Please note that its non-preempt kernel using RT processes. ;-)

# cat .config | grep PREEMPT
CONFIG_PREEMPT_NOTIFIERS=y
# CONFIG_PREEMPT_NONE is not set
CONFIG_PREEMPT_VOLUNTARY=y
# CONFIG_PREEMPT is not set

Regards,
Santosh
...
....
rcu_sched kthread starved for 399032 jiffies!
INFO: rcu_sched detected stalls on CPUs/tasks: {} (detected by 0, 
t=462037 jiffies, g=118888, c=118887, q=0)

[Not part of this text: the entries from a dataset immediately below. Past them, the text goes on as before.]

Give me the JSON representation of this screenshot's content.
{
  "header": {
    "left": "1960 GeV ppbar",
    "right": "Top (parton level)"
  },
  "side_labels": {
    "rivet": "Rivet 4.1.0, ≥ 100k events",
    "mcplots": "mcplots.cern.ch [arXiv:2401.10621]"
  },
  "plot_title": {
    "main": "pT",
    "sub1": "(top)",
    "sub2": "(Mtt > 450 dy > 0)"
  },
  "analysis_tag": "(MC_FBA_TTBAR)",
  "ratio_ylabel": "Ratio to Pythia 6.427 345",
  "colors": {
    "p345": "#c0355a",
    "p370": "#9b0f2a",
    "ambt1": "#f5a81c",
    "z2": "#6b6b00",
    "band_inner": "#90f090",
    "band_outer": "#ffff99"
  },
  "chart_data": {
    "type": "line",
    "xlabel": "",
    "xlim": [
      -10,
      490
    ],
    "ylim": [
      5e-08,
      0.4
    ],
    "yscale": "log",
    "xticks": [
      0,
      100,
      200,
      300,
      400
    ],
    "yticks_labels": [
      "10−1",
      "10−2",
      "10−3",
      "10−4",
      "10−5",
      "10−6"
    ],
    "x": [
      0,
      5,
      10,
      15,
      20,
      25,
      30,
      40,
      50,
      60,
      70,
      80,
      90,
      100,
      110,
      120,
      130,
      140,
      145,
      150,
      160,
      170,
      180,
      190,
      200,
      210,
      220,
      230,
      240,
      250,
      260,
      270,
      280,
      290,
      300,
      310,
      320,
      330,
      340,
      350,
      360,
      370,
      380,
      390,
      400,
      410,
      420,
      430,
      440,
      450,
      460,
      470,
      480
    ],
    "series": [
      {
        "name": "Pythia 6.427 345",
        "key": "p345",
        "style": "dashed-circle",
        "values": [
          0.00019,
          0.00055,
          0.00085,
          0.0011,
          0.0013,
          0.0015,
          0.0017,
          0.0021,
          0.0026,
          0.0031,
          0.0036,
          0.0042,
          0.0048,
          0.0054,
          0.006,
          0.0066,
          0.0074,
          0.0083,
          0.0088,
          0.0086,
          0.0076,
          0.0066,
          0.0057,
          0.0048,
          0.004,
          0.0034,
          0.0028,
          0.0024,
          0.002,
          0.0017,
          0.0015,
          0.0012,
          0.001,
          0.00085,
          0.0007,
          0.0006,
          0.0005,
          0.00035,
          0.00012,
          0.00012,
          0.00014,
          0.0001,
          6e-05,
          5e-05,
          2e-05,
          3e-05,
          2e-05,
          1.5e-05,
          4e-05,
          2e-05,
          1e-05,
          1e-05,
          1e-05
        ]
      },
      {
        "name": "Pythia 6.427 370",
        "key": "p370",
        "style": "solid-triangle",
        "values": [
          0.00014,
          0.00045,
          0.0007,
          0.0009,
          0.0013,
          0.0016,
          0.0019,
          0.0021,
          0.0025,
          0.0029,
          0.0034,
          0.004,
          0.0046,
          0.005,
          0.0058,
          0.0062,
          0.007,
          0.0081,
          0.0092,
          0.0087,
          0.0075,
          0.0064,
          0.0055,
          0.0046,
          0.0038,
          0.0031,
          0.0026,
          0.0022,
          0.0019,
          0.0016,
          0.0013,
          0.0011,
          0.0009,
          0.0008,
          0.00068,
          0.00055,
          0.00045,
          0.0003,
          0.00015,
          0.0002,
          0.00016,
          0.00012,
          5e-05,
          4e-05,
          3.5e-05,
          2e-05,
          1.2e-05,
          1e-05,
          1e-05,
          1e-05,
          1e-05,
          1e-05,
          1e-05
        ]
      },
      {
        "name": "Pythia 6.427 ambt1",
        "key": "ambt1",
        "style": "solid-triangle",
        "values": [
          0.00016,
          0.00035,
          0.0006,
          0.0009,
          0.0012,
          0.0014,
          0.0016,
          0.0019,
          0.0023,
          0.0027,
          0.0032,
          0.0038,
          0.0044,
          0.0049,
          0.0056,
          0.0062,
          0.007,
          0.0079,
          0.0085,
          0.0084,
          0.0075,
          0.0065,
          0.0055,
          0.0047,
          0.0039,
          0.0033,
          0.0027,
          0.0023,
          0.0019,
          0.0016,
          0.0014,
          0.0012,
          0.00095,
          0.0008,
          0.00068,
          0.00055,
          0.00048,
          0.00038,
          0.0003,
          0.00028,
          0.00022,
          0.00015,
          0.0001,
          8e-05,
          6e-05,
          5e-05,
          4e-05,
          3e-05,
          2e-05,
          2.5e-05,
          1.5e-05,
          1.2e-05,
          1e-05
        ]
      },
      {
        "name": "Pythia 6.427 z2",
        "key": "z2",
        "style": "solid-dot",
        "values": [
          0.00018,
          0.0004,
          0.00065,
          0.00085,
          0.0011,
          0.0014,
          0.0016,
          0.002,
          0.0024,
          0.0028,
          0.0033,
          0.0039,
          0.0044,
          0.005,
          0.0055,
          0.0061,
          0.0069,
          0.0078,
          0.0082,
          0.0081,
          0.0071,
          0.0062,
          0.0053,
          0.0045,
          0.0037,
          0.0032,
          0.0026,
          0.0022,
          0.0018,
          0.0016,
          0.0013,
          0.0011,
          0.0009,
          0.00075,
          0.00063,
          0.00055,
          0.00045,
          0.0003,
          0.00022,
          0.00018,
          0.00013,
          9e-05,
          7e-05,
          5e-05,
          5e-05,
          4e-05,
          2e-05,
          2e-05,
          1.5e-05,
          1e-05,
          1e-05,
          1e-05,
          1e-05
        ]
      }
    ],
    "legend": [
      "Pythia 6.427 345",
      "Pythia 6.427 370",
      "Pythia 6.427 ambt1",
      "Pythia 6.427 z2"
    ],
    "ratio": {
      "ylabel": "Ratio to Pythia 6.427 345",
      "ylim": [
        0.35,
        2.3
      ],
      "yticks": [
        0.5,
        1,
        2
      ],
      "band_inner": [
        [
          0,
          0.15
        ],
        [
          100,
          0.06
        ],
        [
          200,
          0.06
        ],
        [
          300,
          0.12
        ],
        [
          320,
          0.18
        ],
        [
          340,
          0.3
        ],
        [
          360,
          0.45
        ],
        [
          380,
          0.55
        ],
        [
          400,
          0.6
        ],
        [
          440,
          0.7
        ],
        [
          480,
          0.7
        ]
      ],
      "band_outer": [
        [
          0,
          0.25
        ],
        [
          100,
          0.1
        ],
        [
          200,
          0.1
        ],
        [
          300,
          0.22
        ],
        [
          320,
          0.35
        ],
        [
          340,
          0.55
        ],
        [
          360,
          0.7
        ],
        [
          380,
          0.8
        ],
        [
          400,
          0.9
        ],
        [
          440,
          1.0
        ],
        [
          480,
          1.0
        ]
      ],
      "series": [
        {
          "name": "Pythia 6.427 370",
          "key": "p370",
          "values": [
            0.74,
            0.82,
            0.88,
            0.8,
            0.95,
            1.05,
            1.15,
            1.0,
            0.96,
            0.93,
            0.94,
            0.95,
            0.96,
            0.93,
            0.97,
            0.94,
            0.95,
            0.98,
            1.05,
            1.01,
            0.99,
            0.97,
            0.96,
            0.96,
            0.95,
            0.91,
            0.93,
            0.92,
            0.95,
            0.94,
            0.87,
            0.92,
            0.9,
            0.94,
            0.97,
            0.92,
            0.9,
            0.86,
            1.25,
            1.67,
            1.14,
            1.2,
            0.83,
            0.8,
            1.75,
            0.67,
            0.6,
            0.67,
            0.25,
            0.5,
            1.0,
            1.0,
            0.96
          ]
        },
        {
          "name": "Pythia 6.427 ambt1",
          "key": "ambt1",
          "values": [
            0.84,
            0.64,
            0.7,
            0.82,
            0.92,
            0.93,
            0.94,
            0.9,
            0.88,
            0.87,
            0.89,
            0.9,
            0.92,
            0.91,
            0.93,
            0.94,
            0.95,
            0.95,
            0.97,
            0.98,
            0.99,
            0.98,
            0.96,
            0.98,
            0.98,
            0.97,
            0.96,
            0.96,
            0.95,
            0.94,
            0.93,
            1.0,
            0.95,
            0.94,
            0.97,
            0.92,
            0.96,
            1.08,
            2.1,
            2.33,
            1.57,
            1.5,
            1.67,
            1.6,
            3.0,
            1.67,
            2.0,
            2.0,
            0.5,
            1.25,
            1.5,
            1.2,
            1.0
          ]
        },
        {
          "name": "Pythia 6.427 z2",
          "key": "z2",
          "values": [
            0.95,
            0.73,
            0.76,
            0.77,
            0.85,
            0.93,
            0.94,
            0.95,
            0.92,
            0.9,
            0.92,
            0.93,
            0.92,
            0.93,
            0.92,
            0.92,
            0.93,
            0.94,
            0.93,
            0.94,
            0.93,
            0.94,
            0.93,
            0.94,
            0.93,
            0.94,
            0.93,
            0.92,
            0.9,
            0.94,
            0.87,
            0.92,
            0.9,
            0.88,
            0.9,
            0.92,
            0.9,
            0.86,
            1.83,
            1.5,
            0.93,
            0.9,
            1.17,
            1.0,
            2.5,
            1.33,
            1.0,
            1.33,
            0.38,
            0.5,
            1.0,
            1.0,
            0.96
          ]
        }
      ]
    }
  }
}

All QSes seen, last rcu_sched kthread activity 462037 
(4296277632-4295815595), jiffies_till_next_fqs=3, root ->qsmask 0x0
ocssd.bin       R  running task        0 15375      1 0x00000000
  0000000000000000 ffff8800ec003bc8 ffffffff810a8581 ffffffff81abf980
  000000000001d068 ffff8800ec003c28 ffffffff810e9c98 0000000000000000
  0000000000000086 0000000000000000 0000000000000086 0000000000000082
Call Trace:
  <IRQ>  [<ffffffff810a8581>] sched_show_task+0xb1/0x120
  [<ffffffff810e9c98>] print_other_cpu_stall+0x288/0x2d0
  [<ffffffff810e9e60>] __rcu_pending+0x180/0x230
  [<ffffffff810e9fa5>] rcu_check_callbacks+0x95/0x140
  [<ffffffff810edf92>] update_process_times+0x42/0x70
  [<ffffffff810ffc79>] tick_sched_handle+0x39/0x80
  [<ffffffff810ffee2>] tick_sched_timer+0x52/0xa0
  [<ffffffff810f0424>] __run_hrtimer+0x74/0x1d0
  [<ffffffff810ffe90>] ? tick_nohz_handler+0xc0/0xc0
  [<ffffffff810f07b2>] hrtimer_interrupt+0x102/0x240
  [<ffffffff8100aaae>] xen_timer_interrupt+0x2e/0x130
  [<ffffffff8143347a>] ? add_interrupt_randomness+0x3a/0x1f0
  [<ffffffff81384290>] ? store_cursor_blink+0xc0/0xc0
  [<ffffffff810d9de4>] handle_irq_event_percpu+0x54/0x1b0
  [<ffffffff810dd477>] handle_percpu_irq+0x47/0x70
  [<ffffffff810d9d27>] generic_handle_irq+0x27/0x40
  [<ffffffff813e53ca>] evtchn_2l_handle_events+0x25a/0x260
  [<ffffffff81085541>] ? __do_softirq+0x191/0x2f0
  [<ffffffff813e2c2f>] __xen_evtchn_do_upcall+0x4f/0x90
  [<ffffffff813e3404>] xen_evtchn_do_upcall+0x34/0x50
  [<ffffffff816c761e>] xen_hvm_callback_vector+0x6e/0x80
  <EOI>
rcu_sched kthread starved for 462037 jiffies!